In the morning of February 1st, 2022, the asphalt of Marginal Tietê, right by one of the wells opened for the line's construction, gave in and opened a hole. The cause of the incident is currently being investigated. Nevertheless, it was revealed that the construction of the line would be postponed by 3 years from its initial expected completion date.
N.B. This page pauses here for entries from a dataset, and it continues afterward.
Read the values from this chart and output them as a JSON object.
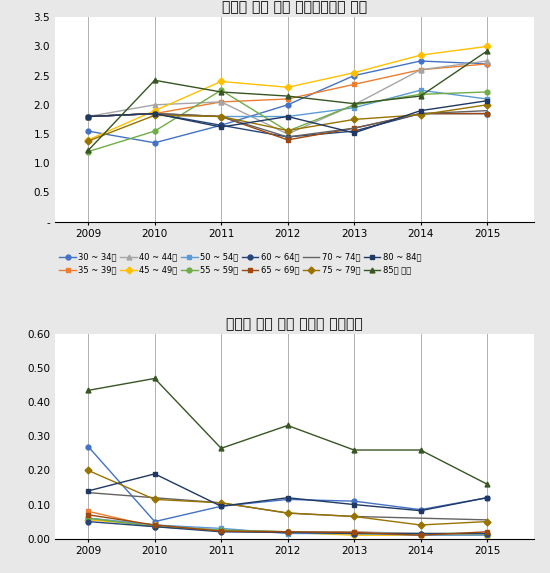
{
  "years": [
    2009,
    2010,
    2011,
    2012,
    2013,
    2014,
    2015
  ],
  "title1": "자궁암 검진 결과 상피세포이상 판정",
  "title2": "자궁암 검진 결과 자궁암 의심판정",
  "series_labels": [
    "30 ~ 34세",
    "35 ~ 39세",
    "40 ~ 44세",
    "45 ~ 49세",
    "50 ~ 54세",
    "55 ~ 59세",
    "60 ~ 64세",
    "65 ~ 69세",
    "70 ~ 74세",
    "75 ~ 79세",
    "80 ~ 84세",
    "85세 이상"
  ],
  "colors": [
    "#4472C4",
    "#ED7D31",
    "#A5A5A5",
    "#FFC000",
    "#5B9BD5",
    "#70AD47",
    "#264478",
    "#9E480E",
    "#636363",
    "#997300",
    "#1F3864",
    "#375623"
  ],
  "markers": [
    "o",
    "s",
    "^",
    "D",
    "s",
    "o",
    "o",
    "s",
    "",
    "D",
    "s",
    "^"
  ],
  "chart1_data": [
    [
      1.55,
      1.35,
      1.65,
      2.0,
      2.5,
      2.75,
      2.7
    ],
    [
      1.8,
      1.85,
      2.05,
      2.1,
      2.35,
      2.6,
      2.7
    ],
    [
      1.8,
      2.0,
      2.05,
      1.5,
      2.0,
      2.6,
      2.75
    ],
    [
      1.4,
      1.9,
      2.4,
      2.3,
      2.55,
      2.85,
      3.0
    ],
    [
      1.8,
      1.85,
      1.8,
      1.8,
      1.95,
      2.25,
      2.1
    ],
    [
      1.2,
      1.55,
      2.25,
      1.55,
      2.0,
      2.18,
      2.22
    ],
    [
      1.8,
      1.85,
      1.65,
      1.45,
      1.55,
      1.85,
      1.85
    ],
    [
      1.8,
      1.85,
      1.8,
      1.4,
      1.6,
      1.85,
      1.85
    ],
    [
      1.8,
      1.85,
      1.8,
      1.45,
      1.6,
      1.85,
      1.9
    ],
    [
      1.38,
      1.82,
      1.8,
      1.56,
      1.75,
      1.83,
      2.0
    ],
    [
      1.8,
      1.85,
      1.62,
      1.8,
      1.52,
      1.9,
      2.07
    ],
    [
      1.22,
      2.42,
      2.22,
      2.15,
      2.02,
      2.15,
      2.92
    ]
  ],
  "chart2_data": [
    [
      0.27,
      0.05,
      0.095,
      0.115,
      0.11,
      0.085,
      0.12
    ],
    [
      0.08,
      0.035,
      0.025,
      0.02,
      0.02,
      0.01,
      0.015
    ],
    [
      0.06,
      0.04,
      0.025,
      0.02,
      0.02,
      0.015,
      0.01
    ],
    [
      0.055,
      0.04,
      0.022,
      0.018,
      0.01,
      0.01,
      0.01
    ],
    [
      0.06,
      0.04,
      0.03,
      0.015,
      0.015,
      0.01,
      0.01
    ],
    [
      0.06,
      0.035,
      0.025,
      0.02,
      0.015,
      0.015,
      0.015
    ],
    [
      0.05,
      0.035,
      0.02,
      0.018,
      0.015,
      0.015,
      0.015
    ],
    [
      0.07,
      0.04,
      0.022,
      0.02,
      0.018,
      0.01,
      0.02
    ],
    [
      0.135,
      0.12,
      0.105,
      0.075,
      0.065,
      0.06,
      0.055
    ],
    [
      0.2,
      0.115,
      0.105,
      0.075,
      0.065,
      0.04,
      0.05
    ],
    [
      0.14,
      0.19,
      0.095,
      0.12,
      0.1,
      0.082,
      0.12
    ],
    [
      0.435,
      0.47,
      0.265,
      0.332,
      0.26,
      0.26,
      0.16
    ]
  ],
  "ylim1": [
    0,
    3.5
  ],
  "ylim2": [
    0,
    0.6
  ],
  "yticks1": [
    0.0,
    0.5,
    1.0,
    1.5,
    2.0,
    2.5,
    3.0,
    3.5
  ],
  "yticks2": [
    0.0,
    0.1,
    0.2,
    0.3,
    0.4,
    0.5,
    0.6
  ],
  "bg_color": "#e8e8e8",
  "plot_bg_color": "#ffffff"
}
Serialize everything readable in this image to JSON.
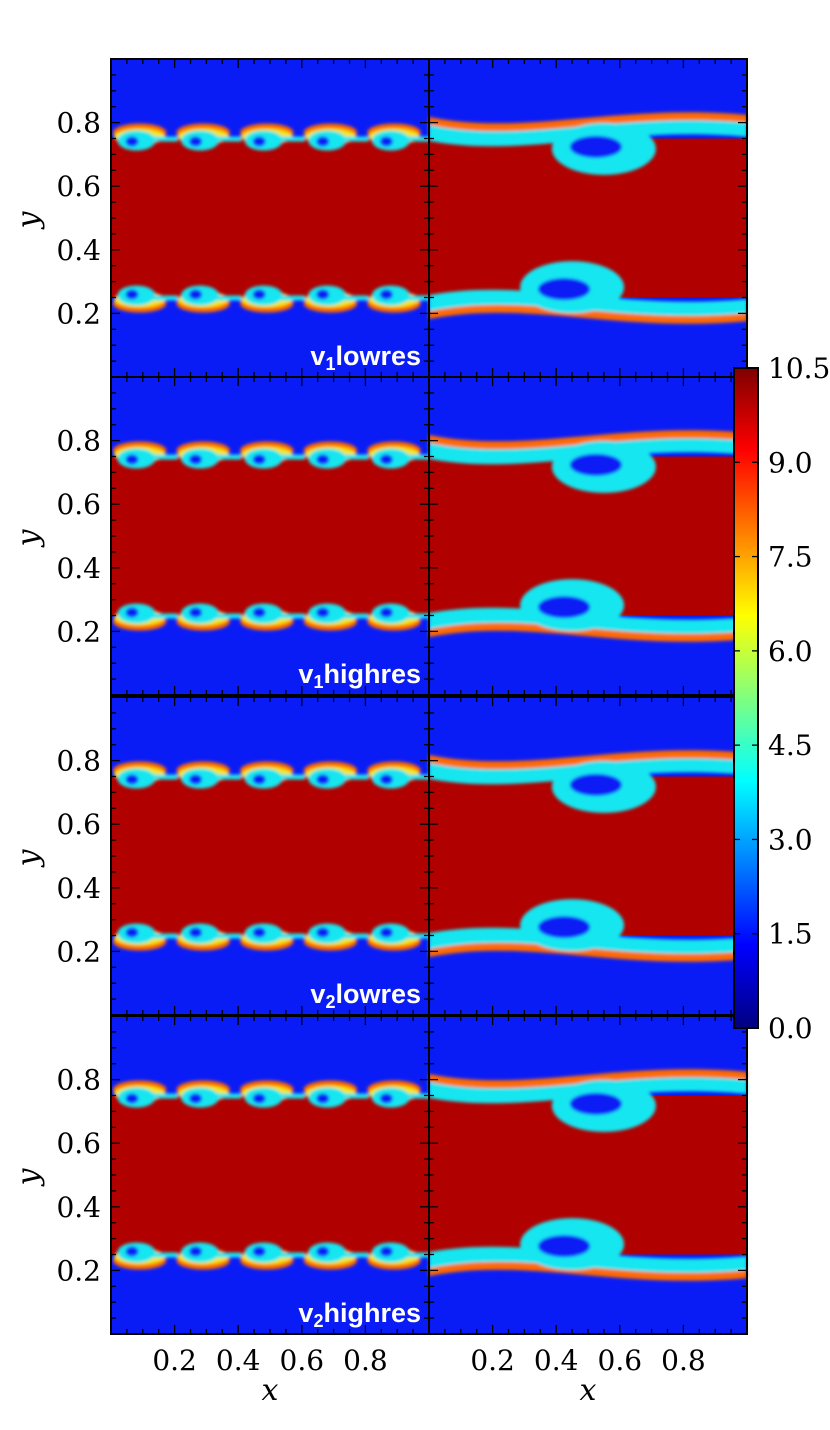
{
  "chart_data": {
    "type": "heatmap",
    "title": "",
    "xlabel": "x",
    "ylabel": "y",
    "xlim": [
      0,
      1
    ],
    "ylim": [
      0,
      1
    ],
    "x_ticks": [
      "0.2",
      "0.4",
      "0.6",
      "0.8"
    ],
    "y_ticks": [
      "0.2",
      "0.4",
      "0.6",
      "0.8"
    ],
    "grid": false,
    "layout": "4 rows x 2 columns, shared axes",
    "colorbar": {
      "min": 0.0,
      "max": 10.5,
      "ticks": [
        "0.0",
        "1.5",
        "3.0",
        "4.5",
        "6.0",
        "7.5",
        "9.0",
        "10.5"
      ],
      "colormap": "jet"
    },
    "field": {
      "background_value": 1.0,
      "band_value": 10.0,
      "band_y_range": [
        0.25,
        0.75
      ]
    },
    "rows": [
      {
        "label_main": "v",
        "label_sub": "1",
        "label_rest": "lowres",
        "left_vortices": 5,
        "right_vortices": 1
      },
      {
        "label_main": "v",
        "label_sub": "1",
        "label_rest": "highres",
        "left_vortices": 5,
        "right_vortices": 1
      },
      {
        "label_main": "v",
        "label_sub": "2",
        "label_rest": "lowres",
        "left_vortices": 5,
        "right_vortices": 1
      },
      {
        "label_main": "v",
        "label_sub": "2",
        "label_rest": "highres",
        "left_vortices": 5,
        "right_vortices": 1
      }
    ],
    "colors": {
      "background": "#0a1cf5",
      "band": "#b00000",
      "mix_cyan": "#18e6f0",
      "mix_yellow": "#f5e414",
      "mix_orange": "#ff6a00",
      "jet_stops": [
        "#00007f",
        "#0000ff",
        "#007fff",
        "#00ffff",
        "#7fff7f",
        "#ffff00",
        "#ff7f00",
        "#ff0000",
        "#7f0000"
      ]
    }
  }
}
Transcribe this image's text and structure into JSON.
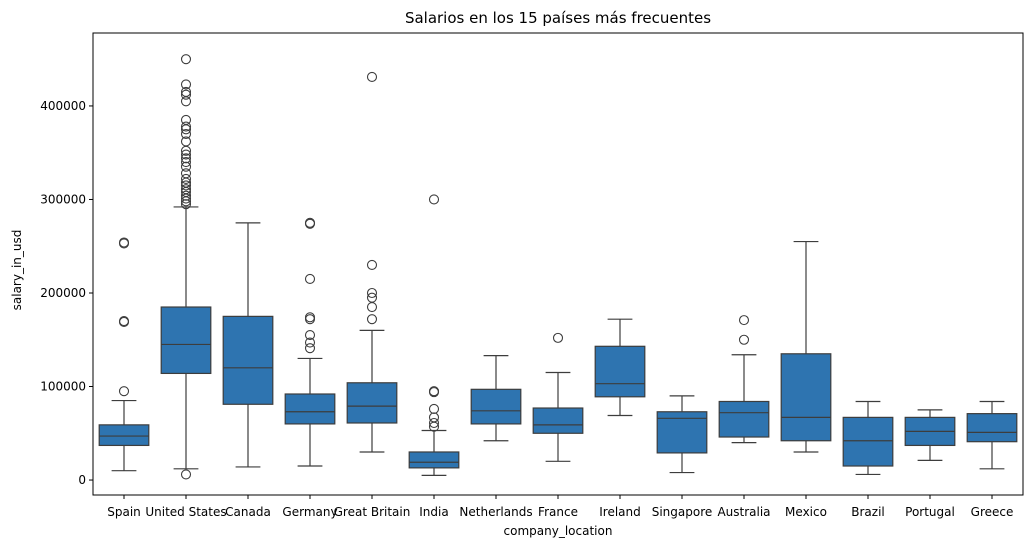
{
  "chart_data": {
    "type": "box",
    "title": "Salarios en los 15 países más frecuentes",
    "xlabel": "company_location",
    "ylabel": "salary_in_usd",
    "ylim": [
      -16000,
      478000
    ],
    "yticks": [
      0,
      100000,
      200000,
      300000,
      400000
    ],
    "ytick_labels": [
      "0",
      "100000",
      "200000",
      "300000",
      "400000"
    ],
    "grid": false,
    "box_color": "#2e74b0",
    "line_color": "#3d3d3d",
    "categories": [
      "Spain",
      "United States",
      "Canada",
      "Germany",
      "Great Britain",
      "India",
      "Netherlands",
      "France",
      "Ireland",
      "Singapore",
      "Australia",
      "Mexico",
      "Brazil",
      "Portugal",
      "Greece"
    ],
    "boxes": [
      {
        "category": "Spain",
        "whisker_low": 10000,
        "q1": 37000,
        "median": 47000,
        "q3": 59000,
        "whisker_high": 85000,
        "outliers": [
          95000,
          169000,
          170000,
          253000,
          254000
        ]
      },
      {
        "category": "United States",
        "whisker_low": 12000,
        "q1": 114000,
        "median": 145000,
        "q3": 185000,
        "whisker_high": 292000,
        "outliers": [
          6000,
          295000,
          298000,
          301000,
          304000,
          308000,
          311000,
          315000,
          318000,
          322000,
          328000,
          335000,
          340000,
          344000,
          348000,
          352000,
          362000,
          370000,
          375000,
          378000,
          385000,
          405000,
          412000,
          415000,
          423000,
          450000
        ]
      },
      {
        "category": "Canada",
        "whisker_low": 14000,
        "q1": 81000,
        "median": 120000,
        "q3": 175000,
        "whisker_high": 275000,
        "outliers": []
      },
      {
        "category": "Germany",
        "whisker_low": 15000,
        "q1": 60000,
        "median": 73000,
        "q3": 92000,
        "whisker_high": 130000,
        "outliers": [
          141000,
          147000,
          155000,
          172000,
          174000,
          215000,
          274000,
          275000
        ]
      },
      {
        "category": "Great Britain",
        "whisker_low": 30000,
        "q1": 61000,
        "median": 79000,
        "q3": 104000,
        "whisker_high": 160000,
        "outliers": [
          172000,
          185000,
          195000,
          200000,
          230000,
          431000
        ]
      },
      {
        "category": "India",
        "whisker_low": 5000,
        "q1": 13000,
        "median": 19000,
        "q3": 30000,
        "whisker_high": 53000,
        "outliers": [
          57000,
          61000,
          67000,
          76000,
          94000,
          95000,
          300000
        ]
      },
      {
        "category": "Netherlands",
        "whisker_low": 42000,
        "q1": 60000,
        "median": 74000,
        "q3": 97000,
        "whisker_high": 133000,
        "outliers": []
      },
      {
        "category": "France",
        "whisker_low": 20000,
        "q1": 50000,
        "median": 59000,
        "q3": 77000,
        "whisker_high": 115000,
        "outliers": [
          152000
        ]
      },
      {
        "category": "Ireland",
        "whisker_low": 69000,
        "q1": 89000,
        "median": 103000,
        "q3": 143000,
        "whisker_high": 172000,
        "outliers": []
      },
      {
        "category": "Singapore",
        "whisker_low": 8000,
        "q1": 29000,
        "median": 66000,
        "q3": 73000,
        "whisker_high": 90000,
        "outliers": []
      },
      {
        "category": "Australia",
        "whisker_low": 40000,
        "q1": 46000,
        "median": 72000,
        "q3": 84000,
        "whisker_high": 134000,
        "outliers": [
          150000,
          171000
        ]
      },
      {
        "category": "Mexico",
        "whisker_low": 30000,
        "q1": 42000,
        "median": 67000,
        "q3": 135000,
        "whisker_high": 255000,
        "outliers": []
      },
      {
        "category": "Brazil",
        "whisker_low": 6000,
        "q1": 15000,
        "median": 42000,
        "q3": 67000,
        "whisker_high": 84000,
        "outliers": []
      },
      {
        "category": "Portugal",
        "whisker_low": 21000,
        "q1": 37000,
        "median": 52000,
        "q3": 67000,
        "whisker_high": 75000,
        "outliers": []
      },
      {
        "category": "Greece",
        "whisker_low": 12000,
        "q1": 41000,
        "median": 51000,
        "q3": 71000,
        "whisker_high": 84000,
        "outliers": []
      }
    ]
  }
}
The line would begin partial operation by 2026, with full operation by 2027.

On 2 June 2026, the section between João Paulo I and Perdizes was opened for limited trial service.

==Stations==

Code: Station; Platforms; Position; Connections; District
BRA: Brasilândia; Side platforms; Underground; Brasilândia Bus Terminal (Future); Brasilândia
VCS: Maristela; Maristela Bus Terminal (Future); Freguesia do Ó
ITA: Itaberaba–Hospital Vila Penteado; -
JPP: João Paulo I; João Paulo I Bus Terminal (Future)
FGO: Freguesia do Ó; -
SMA: Santa Marina; 20 (Planned); Barra Funda
ABR: Água Branca; (Planned); Lapa
SPA: SESC–Pompeia; -; Perdizes
PZE: Perdizes; -
PUC: PUC–Cardoso de Almeida; -
TBA: FAAP–Pacaembu; -; Consolação
MKZ: Higienópolis–Mackenzie; Line 4 (São Paulo Metro)
BIX: 14 Bis–Saracura; Santo Amaro–9 de Julho–Centro Bus Corridor; Bela Vista
TZM: Bela Vista; -
JQM: São Joaquim; Line 1 (São Paulo Metro); Liberdade

== Rolling stock ==
Six car open-gangway trains similar to the ones on Line 4 will be manufactured by Alstom using the Metropolis platform. The contract was signed in 2016. Each train will accommodate up to 2,044 passengers and reach speeds of 90 km/h. They will also be fitted with modern technology for passenger counting, video surveillance, and a design built around better passenger flow.